Example: Recommendation engine (illustrative)
A national retailer considers personalised recommendations:
- Estimated annual revenue uplift: £200,000
- Development and deployment cost (two years): £250,000
- Break-even: about 15 months
Sensitivity analysis: if uplift is 50% of forecast, breakeven still lands by end of Year 2. IRR: 18%.NPV (three years): £100,000.
Build vs buy
Weigh trade-offs across value, flexibility, speed and risk.
| Factor | Build custom ML | Buy ML-enabled product |
|---|---|---|
| Speed | Longer development | Faster deployment |
| Control | High flexibility and transparency | Limited customisation |
| Cost | Higher upfront | Lower initial; licensing possible |
| Data | Full ownership of training data | May rely on vendor-curated data |
| Compliance | Easier to audit and adapt | Harder to validate vendor algorithms |
| Talent | Needs skilled in-house team | Less demand on internal ML capacity |
Perform a cost-benefit analysis
Compare options on:
- Implementation cost: Build vs licence and support.
- Time to value: When does impact start?
- Customisation: Does off-the-shelf meet most needs?
- Maintenance and scalability: Long-run operating cost and lock-in.Example: Route optimisation - build offers control and real-time fleet integration; buy may be faster but lack real-time data. Higher upfront build cost can still win on three-year ROI if fit and accuracy are better.
Key points: Risks to surface early
- Poor adoption from unclear value or complexity.
- Data gaps that block training or performance.
- Model drift over time.
- Hidden costs (compute, vendor lock-in).
- Ethical risks (bias, explainability).
- Integration friction with legacy systems.
Tip: Treat risk as a line item.
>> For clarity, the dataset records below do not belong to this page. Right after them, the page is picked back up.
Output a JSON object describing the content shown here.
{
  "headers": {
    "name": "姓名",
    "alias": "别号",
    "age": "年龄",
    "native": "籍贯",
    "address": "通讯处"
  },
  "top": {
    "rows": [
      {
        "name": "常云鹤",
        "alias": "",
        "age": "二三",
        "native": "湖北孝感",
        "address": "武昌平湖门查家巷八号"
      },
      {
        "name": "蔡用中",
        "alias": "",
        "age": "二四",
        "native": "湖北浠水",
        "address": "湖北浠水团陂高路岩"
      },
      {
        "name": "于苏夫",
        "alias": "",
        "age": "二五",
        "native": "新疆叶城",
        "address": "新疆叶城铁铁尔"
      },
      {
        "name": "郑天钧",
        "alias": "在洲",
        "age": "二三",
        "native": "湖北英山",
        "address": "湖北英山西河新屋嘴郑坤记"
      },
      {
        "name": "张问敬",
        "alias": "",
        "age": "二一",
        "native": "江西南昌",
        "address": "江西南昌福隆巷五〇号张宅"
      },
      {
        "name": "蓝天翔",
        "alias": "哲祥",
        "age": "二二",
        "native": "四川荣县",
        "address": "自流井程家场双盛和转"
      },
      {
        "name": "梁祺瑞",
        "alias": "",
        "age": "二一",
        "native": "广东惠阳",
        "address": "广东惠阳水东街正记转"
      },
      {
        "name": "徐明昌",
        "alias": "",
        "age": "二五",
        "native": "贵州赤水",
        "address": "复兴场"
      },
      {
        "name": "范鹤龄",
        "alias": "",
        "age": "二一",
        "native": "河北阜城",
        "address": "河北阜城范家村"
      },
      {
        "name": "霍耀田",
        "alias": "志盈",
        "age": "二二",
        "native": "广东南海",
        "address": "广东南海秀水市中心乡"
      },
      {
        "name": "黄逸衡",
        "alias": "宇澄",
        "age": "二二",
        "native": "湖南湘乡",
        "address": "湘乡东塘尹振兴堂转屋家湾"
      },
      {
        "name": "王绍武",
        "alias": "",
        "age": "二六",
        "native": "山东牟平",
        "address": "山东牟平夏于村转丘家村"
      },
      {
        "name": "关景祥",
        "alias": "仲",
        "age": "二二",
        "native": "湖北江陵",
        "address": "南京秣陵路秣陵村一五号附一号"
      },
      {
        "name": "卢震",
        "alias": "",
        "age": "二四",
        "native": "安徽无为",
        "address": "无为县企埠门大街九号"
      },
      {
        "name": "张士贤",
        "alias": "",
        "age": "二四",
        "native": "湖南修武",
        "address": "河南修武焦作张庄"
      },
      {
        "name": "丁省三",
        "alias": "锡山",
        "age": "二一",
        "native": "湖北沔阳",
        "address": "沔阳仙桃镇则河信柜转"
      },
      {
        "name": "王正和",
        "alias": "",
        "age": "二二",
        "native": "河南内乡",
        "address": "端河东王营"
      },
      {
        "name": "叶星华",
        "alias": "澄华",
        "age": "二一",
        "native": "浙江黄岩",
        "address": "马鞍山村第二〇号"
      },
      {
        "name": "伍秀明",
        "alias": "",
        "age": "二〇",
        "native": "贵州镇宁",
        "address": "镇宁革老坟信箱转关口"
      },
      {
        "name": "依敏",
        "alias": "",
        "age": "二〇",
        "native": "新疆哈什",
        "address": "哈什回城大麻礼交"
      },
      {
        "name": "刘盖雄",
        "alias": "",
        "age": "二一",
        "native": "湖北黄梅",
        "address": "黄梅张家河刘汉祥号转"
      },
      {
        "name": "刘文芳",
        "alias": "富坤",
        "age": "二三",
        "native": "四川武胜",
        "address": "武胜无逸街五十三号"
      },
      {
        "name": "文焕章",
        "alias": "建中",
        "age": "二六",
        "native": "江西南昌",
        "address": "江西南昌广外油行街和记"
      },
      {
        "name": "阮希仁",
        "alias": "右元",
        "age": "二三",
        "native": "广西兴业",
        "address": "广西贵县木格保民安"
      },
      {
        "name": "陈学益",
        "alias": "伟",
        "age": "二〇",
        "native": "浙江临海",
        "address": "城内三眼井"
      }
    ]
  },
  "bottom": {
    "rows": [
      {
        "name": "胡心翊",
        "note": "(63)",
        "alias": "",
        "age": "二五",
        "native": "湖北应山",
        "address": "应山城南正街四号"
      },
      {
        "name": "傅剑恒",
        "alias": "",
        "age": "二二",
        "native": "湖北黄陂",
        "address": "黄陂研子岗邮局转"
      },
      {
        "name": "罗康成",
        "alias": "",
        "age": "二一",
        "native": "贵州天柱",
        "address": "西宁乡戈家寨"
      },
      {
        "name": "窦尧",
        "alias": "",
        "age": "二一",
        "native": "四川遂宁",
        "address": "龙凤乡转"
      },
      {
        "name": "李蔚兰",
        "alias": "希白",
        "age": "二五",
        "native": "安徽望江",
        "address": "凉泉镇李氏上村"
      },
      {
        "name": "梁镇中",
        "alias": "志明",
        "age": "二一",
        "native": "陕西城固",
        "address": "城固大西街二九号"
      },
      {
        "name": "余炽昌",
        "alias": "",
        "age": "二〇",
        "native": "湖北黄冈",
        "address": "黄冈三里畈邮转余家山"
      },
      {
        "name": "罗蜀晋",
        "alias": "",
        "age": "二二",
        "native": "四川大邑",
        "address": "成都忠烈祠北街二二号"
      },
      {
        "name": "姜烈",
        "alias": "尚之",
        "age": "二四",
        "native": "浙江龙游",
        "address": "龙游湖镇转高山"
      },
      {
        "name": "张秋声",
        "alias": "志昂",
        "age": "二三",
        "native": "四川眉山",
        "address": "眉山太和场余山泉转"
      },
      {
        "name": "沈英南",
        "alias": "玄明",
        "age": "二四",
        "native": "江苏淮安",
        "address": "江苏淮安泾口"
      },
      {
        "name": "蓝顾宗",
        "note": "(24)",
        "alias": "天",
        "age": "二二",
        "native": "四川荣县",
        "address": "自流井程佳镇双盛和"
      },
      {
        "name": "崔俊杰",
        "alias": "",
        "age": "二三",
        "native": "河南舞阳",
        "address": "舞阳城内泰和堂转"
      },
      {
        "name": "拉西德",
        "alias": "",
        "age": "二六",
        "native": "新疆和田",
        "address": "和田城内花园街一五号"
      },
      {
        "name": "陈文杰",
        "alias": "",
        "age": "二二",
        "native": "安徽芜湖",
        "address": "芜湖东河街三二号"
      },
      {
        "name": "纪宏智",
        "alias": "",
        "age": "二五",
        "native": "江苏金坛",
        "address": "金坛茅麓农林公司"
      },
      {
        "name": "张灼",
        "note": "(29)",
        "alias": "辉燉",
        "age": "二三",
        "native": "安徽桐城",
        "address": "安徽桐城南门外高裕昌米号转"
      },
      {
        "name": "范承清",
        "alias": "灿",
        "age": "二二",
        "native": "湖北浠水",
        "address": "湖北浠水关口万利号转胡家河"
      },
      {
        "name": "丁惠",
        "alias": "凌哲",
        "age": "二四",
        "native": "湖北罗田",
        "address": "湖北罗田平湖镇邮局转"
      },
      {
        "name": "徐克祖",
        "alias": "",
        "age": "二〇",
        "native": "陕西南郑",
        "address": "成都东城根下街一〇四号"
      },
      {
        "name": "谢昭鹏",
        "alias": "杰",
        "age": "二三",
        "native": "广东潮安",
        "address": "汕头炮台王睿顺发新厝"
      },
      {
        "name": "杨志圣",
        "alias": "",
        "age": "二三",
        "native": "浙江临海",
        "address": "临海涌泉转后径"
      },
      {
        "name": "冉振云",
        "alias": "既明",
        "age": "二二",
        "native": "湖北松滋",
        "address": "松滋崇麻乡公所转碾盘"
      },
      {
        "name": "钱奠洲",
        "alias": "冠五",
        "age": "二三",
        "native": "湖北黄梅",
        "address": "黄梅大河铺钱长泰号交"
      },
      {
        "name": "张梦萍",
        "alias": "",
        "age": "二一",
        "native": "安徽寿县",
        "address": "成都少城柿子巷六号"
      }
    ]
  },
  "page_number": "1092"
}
A cheaper option that adds compliance or maintenance burden may not be smarter long term.
Build and communicate a compelling business case
A strong business case links technical work to business outcomes and anticipates questions on cost, risk and success.
Include:
- Problem summary and business context.
- Proposed ML solution and scope.
- Estimated benefits and ROI (NPV, payback, sensitivity as appropriate).
- Implementation plan: timeline, roles, dependencies, resources.
- Risks and mitigations (technical, operational, ethical).
- Success metrics and monitoring.
Tailor the message by audience
| Stakeholder | What they care about | How to align |
|---|---|---|
| CFO | Efficiency, ROI, budget | Cost savings, break-even, financial upside |
| CTO | Feasibility, scalability, architecture | Technical fit, phased rollout, future-proofing |
| Product owner | Innovation, user impact | Speed to value, differentiation, UX |
| Operations lead | Process efficiency, reliability | Workflow improvements, risk reduction |
Example: Support triage model - CFO hears £500K/year agent savings; operations hears faster resolution; CTO hears phased integration with the ticketing stack.
Tip
Frame ML as solving a costly, urgent business problem, not as a technology upgrade. Align cost and return timing with your organisation's budget cycles when possible.
Action item: Choose the right ROI approaches
Scenario: Your retail team considers a dynamic pricing engine. Expected additional revenue: £500,000/year. Implementation cost: £350,000 over 18 months. The CFO wants a simple time-to-value view; the CTO wants sensitivity to adoption and model accuracy.
Which ROI approaches should you emphasise for each stakeholder?